L’abbraccio è arrivato alla fine, in un silenzio che parlava più di ogni parola. Il giovane autista, con gli occhi bassi e il passo incerto, si è avvicinato ai familiari di Alessandra Stefani. Per un attimo è rimasto immobile, quasi paralizzato dalla colpa e dalla paura di non essere accolto. Poi, quando il padre di lei ha teso le braccia, si è lasciato andare. Un gesto semplice, ma che racchiudeva tutto: perdono, umanità e un dolore che li accomunava.
Era già andato alla camera ardente per chiedere scusa. Giuseppe, il padre di Alessandra, lo aveva consolato con parole che nessuno si sarebbe aspettato da chi aveva appena perso una figlia: «Non potevi fare diversamente. È stato un errore, e sbagliare è umano.» Quel sabato, al funerale, quelle stesse parole si sono trasformate in un abbraccio davanti alla bara.

La tragedia che ha spezzato una vita
Alessandra Stefani aveva 49 anni e una vita piena di passioni: il volontariato nella Croce Rossa, il rugby, il lavoro come impiegata amministrativa. Viveva con il figlio a Rondinara, una frazione di Scandiano, e quella mattina si trovava nel vialetto di un’area sportiva, a pochi passi da un cantiere.
Il camionista stava effettuando una manovra in retromarcia, dopo aver scaricato un muletto. Alessandra, che camminava accanto al percorso verde, non si è accorta del mezzo pesante in movimento. Forse indossava delle cuffie audio, forse era distratta. L’impatto è stato fatale, e ogni tentativo di soccorso si è rivelato inutile.

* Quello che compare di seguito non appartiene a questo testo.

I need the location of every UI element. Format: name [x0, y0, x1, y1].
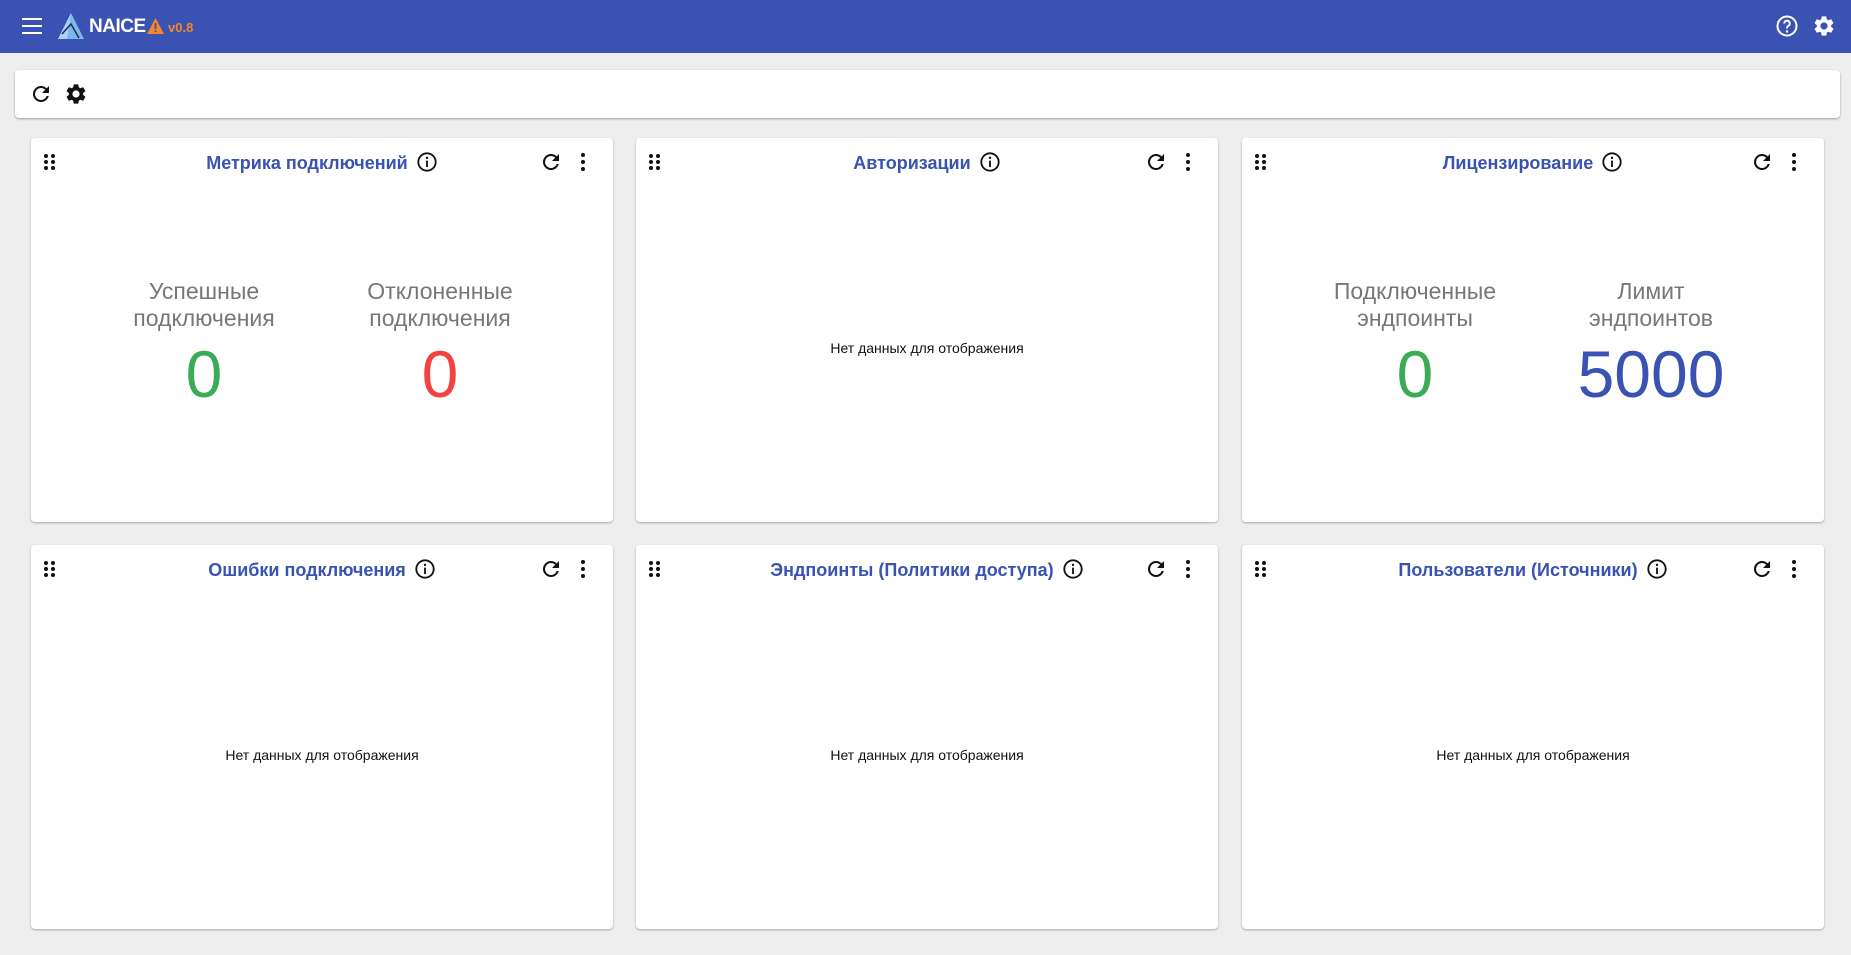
- no-data-message: Нет данных для отображения: [1436, 747, 1630, 763]
- widget-title: Эндпоинты (Политики доступа): [770, 560, 1054, 580]
- widget-header: Эндпоинты (Политики доступа): [636, 558, 1218, 581]
- refresh-icon[interactable]: [1750, 150, 1774, 174]
- widget-title: Ошибки подключения: [208, 560, 406, 580]
- app-name: NAICE: [89, 16, 146, 37]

Una vita dedicata agli altri
Alessandra era nata a Casola di Montefiorino, sull’Appennino modenese, un paese che l’ha salutata per l’ultima volta durante il funerale. Nella piccola chiesa si sono riunite centinaia di persone: amici, colleghi, e i compagni delle tante attività che avevano segnato la sua vita.
Era volontaria della Croce Rossa Italiana di Scandiano, dove i suoi colleghi hanno caricato la bara in segno di rispetto. Ma era anche una figura centrale per gli Highlanders Formigine Rugby, dove aveva giocato e allenato per anni. La chiamavano “La bomba” per il suo carattere esplosivo, ed era stata la prima capitana della squadra femminile, le Valkyrie.
Il sindaco di Montefiorino, le vecchie compagne di scuola, e tanti amici del mondo del rugby e del volontariato erano lì per ricordarla. Il parroco, don Sebastiano Simonitto, ha dedicato la sua omelia a un messaggio di speranza, sottolineando quanto sia importante trovare la forza di perdonare.

Il dolore e il perdono
In disparte, con il capo chino, il camionista ha assistito alla funzione fino alla fine. Non era un gesto dovuto, ma un’espressione del suo dolore e del desiderio di chiedere perdono. Quando la sepoltura è terminata, ha atteso. Poi si è avvicinato al padre e al fratello di Alessandra.
Mario Stefani, fratello della vittima, ha detto poche parole ma cariche di significato: «Queste cose accadono, purtroppo, quando si lavora con i mezzi pesanti. È una tragedia, ma non una colpa.» E in quell’abbraccio finale, che ha chiuso una giornata di lacrime, si è percepita la forza di una famiglia capace di trovare luce anche nel buio di una perdita così grande.